Stretches of the Pacific Highway rated poorly among the more than 7000 respondents who voted in the NRMA survey, and in the Hunter NRMA President Kyle Loades said the federal government to come to the table with funding for the Raymond Terrace bypass.

“The NRMA urges the n Government to fund the missing link between the M1 Pacific Motorway, south of John Renshaw Drive and the Raymond Terrace bypass,” he said.

It comes at the same time as the state roads and maritime service released an updated plan for the extension, part of a $200 million campaign promise made by roads minister Duncan Gay before this year’s state election.

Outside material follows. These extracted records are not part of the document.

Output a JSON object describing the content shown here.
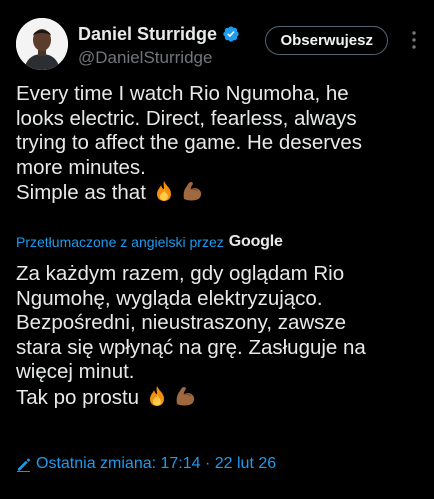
{
  "author": {
    "display_name": "Daniel Sturridge",
    "handle": "@DanielSturridge",
    "verified": true
  },
  "follow_button_label": "Obserwujesz",
  "tweet": {
    "lines": [
      "Every time I watch Rio Ngumoha, he",
      "looks electric. Direct, fearless, always",
      "trying to affect the game. He deserves",
      "more minutes.",
      "Simple as that"
    ],
    "emojis": [
      "fire",
      "flexed-biceps"
    ]
  },
  "translation": {
    "label": "Przetłumaczone z angielski przez",
    "provider": "Google",
    "lines": [
      "Za każdym razem, gdy oglądam Rio",
      "Ngumohę, wygląda elektryzująco.",
      "Bezpośredni, nieustraszony, zawsze",
      "stara się wpłynąć na grę. Zasługuje na",
      "więcej minut.",
      "Tak po prostu"
    ]
  },
  "edit_info": "Ostatnia zmiana: 17:14 · 22 lut 26",
  "colors": {
    "background": "#000000",
    "text": "#e7e9ea",
    "secondary": "#71767b",
    "accent": "#1d9bf0"
  }
}
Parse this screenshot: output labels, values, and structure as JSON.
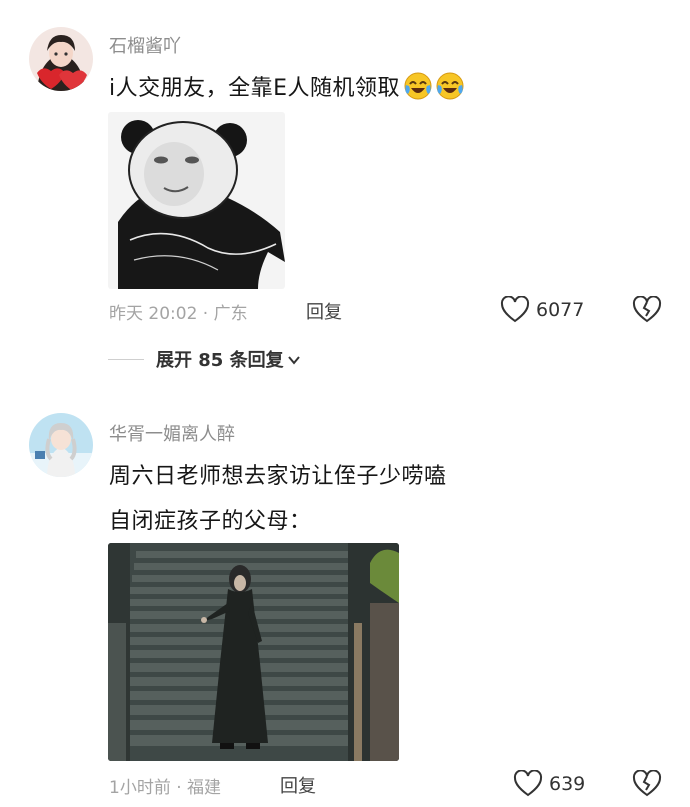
{
  "comments": [
    {
      "username": "石榴酱吖",
      "text": "i人交朋友，全靠E人随机领取",
      "emoji_icons": [
        "laughing-crying-emoji-icon",
        "laughing-crying-emoji-icon"
      ],
      "image_description_icon": "panda-meme-image",
      "meta": "昨天 20:02 · 广东",
      "reply_label": "回复",
      "likes": "6077",
      "expand_replies": "展开 85 条回复"
    },
    {
      "username": "华胥一媚离人醉",
      "text_line1": "周六日老师想去家访让侄子少唠嗑",
      "text_line2": "自闭症孩子的父母：",
      "image_description_icon": "stairs-figure-image",
      "meta": "1小时前 · 福建",
      "reply_label": "回复",
      "likes": "639"
    }
  ],
  "colors": {
    "username": "#8d8d8d",
    "text": "#161616",
    "meta": "#a4a4a4"
  }
}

Roads and Maritime have spent $3 million allocated in this year’s budget to revise the original plan for the bypass, with the new plan now including a more northern road alignment and including a bridge across the Hunter River floodplain to ‘‘minimise and avoid environmental impacts to protected wetlands’’.

The changes also include a new interchange at Tarro to improve traffic flow and connectivity, and changes to the Tomago Road interchange design to improve accessibility to and from Tomago Road.

Those changes include a new link road behind Tomago industrial area connecting to Old Punt Road and Tomago Road.

The route for the extension is already reserved in the Port Stephens Local Environmental Plan, and the council’s general manager Wayne Wallis welcomed the revised plan.

‘‘This is a project Council has been advocating for since initial planning and investigations began more than a decade ago because of the potential it has to drive economic development in Port Stephens,’’ he said.

‘‘One of the many advantages of Tomago, Heatherbrae and Raymond Terrace to prospective new industries is their proximity to major transport links, in particular air and road.’’

Mr Loades said a greater proportion of the fuel excise needed to be put back into the building and repair of roads.

“The Hunter is one of the population growth centres of the nation, yet earlier this year the NRMA found that local councils faced a combined $360 million backlog,” he said.